協調性と自立性を育てたい!アドラー心理学で子育て目標を立てよう

ビジネスマンを中心に世界中で流行しているアドラー心理学。

その理由は、「幸福を目指す」という思想が悩みを抱えた現代人のニーズにぴったりとはまったからです。

そして、その教えはビジネスだけでなく、子育ての分野にも及んでいます。

ここでは、アドラー心理学の子育ての教えを紹介したうえで、実践するにあたってのポイントをわかりやすく解説していきます。

☆どうやって子育て目標を決めるの?

子育てに目標を掲げる理由はなぜなのでしょうか?

そして、どんな風に目標を立てると、子供を導く指標ができるのでしょうか。

そのためにはまず、アドラー心理学の理論を簡単に説明します。

アドラー心理学において、人間は幸福に生きるために自分よりも大きなもの、社会や世界への愛情と貢献したいという思いを抱くよう、努力する必要があります。

この状態に至ることをアドラー心理学では「他者貢献」といいます。

そして、いかなる人間もすぐに他者貢献の意識を植え付けられるわけではなく、そこに至るまでに2つの段階を踏むことが必須です。

それが「自己受容」と「他者信頼」です。

自己受容とは、自分という人間をありのままに受け入れ、他人と比較することなく愛せる状態のことです。

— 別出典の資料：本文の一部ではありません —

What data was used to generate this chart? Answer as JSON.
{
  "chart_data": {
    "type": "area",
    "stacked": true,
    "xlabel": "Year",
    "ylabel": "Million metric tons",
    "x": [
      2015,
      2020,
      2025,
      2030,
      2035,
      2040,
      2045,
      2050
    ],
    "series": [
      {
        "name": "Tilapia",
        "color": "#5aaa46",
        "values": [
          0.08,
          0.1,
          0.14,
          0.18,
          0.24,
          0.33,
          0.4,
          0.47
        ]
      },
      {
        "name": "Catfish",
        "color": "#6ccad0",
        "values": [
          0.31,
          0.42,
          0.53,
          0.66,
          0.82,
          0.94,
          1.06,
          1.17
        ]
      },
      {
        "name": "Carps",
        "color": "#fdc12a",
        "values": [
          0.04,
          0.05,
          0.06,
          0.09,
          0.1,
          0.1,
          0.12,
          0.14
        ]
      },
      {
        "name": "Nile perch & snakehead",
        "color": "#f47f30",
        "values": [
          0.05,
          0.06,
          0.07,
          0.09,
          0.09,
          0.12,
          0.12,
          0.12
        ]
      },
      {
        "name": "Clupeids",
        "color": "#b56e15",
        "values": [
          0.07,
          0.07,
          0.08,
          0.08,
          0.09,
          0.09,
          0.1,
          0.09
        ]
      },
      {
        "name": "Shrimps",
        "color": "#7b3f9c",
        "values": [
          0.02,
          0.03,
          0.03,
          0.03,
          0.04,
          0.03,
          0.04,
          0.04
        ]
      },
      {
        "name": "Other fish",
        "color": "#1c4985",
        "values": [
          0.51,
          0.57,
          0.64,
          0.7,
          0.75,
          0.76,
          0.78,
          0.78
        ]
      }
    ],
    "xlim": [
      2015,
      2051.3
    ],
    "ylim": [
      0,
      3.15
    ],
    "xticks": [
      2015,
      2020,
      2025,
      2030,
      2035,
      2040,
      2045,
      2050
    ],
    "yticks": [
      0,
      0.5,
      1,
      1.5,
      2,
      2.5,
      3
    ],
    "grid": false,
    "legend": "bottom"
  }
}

他者信頼とは、自分以外の人間にも自分自身と同じような愛情を示せる状態のことです。

そして、この2つの段階をクリアするためには、子育てにおいて、子供に「行動目標」と「心理目標」を掲げることが大切になってきます。

☆行動目標にすべきこと

では、まず「行動目標」から見ていきましょう。

行動目標とは、「自己受容」、「他者信頼」へと至るために、達成する必要のある行動のことを指します。

自己受容においては「自立すること」 が目標になります。

自分で考え、自分で善悪を判断できる子供に育てるためには、親は子供を叱ったり怒ったりすること以上に「見守る」ことが大切とされます。

怒って教育していたのでは、子供は「怒られないため」の行動を取るようになり、自主性が育めないばかりでなく、心の意味での道徳観念も理解できないでしょう。

そして、他者信頼においては「社会と調和して暮らせること」が目標になります。

自分以外の人間や世界を愛するために、協調性を育むことは大切な一歩です。

他の子供たちと積極的に交流の機会をつくるなどの方法で、協調性を育むことができます。

最初はなかなか上手くいかないこともあるでしょうが、子供を信頼して続けることが目標達成への秘訣です。

根気をもって取り組みましょう。

☆心理目標にすべきこと

行動目標を達成するために、精神面で心がけておくこととして設定されるのが「心理目標」です。

心理目標は行動目標のサポートだと解釈しておくといいでしょう。

心理目標は自己受容において「私には能力があるという意識」を持つようにとアドラーは主張しています。

自分自身の能力に自覚と自信を持つことで、人はコンプレックスから解放され、自分の感情に素直に従う意識を持てます。

そのためにも、子供を他の子どもと比較せず、自分自身の目標と対峙できるような習慣を持つことができるように、親が導いてあげましょう。

そして、他者信頼において「人々は私の仲間であるという意識」を持つようにアドラーは主張します。

人間は自分と違うものに恐れを抱きます。

恐れは、人間の成長を止めてしまう要素です。

また、恐れを抱いた状態では、人間は外の世界へと踏み出せず、共同体に参加できないで成長してしまう可能性があります。

そうなれば、最終目標である他者貢献に至ることができなくなってしまいます。

人間はみんな仲間であり、信頼に足る存在なのだと、親が率先して教えてあげるようにしましょう。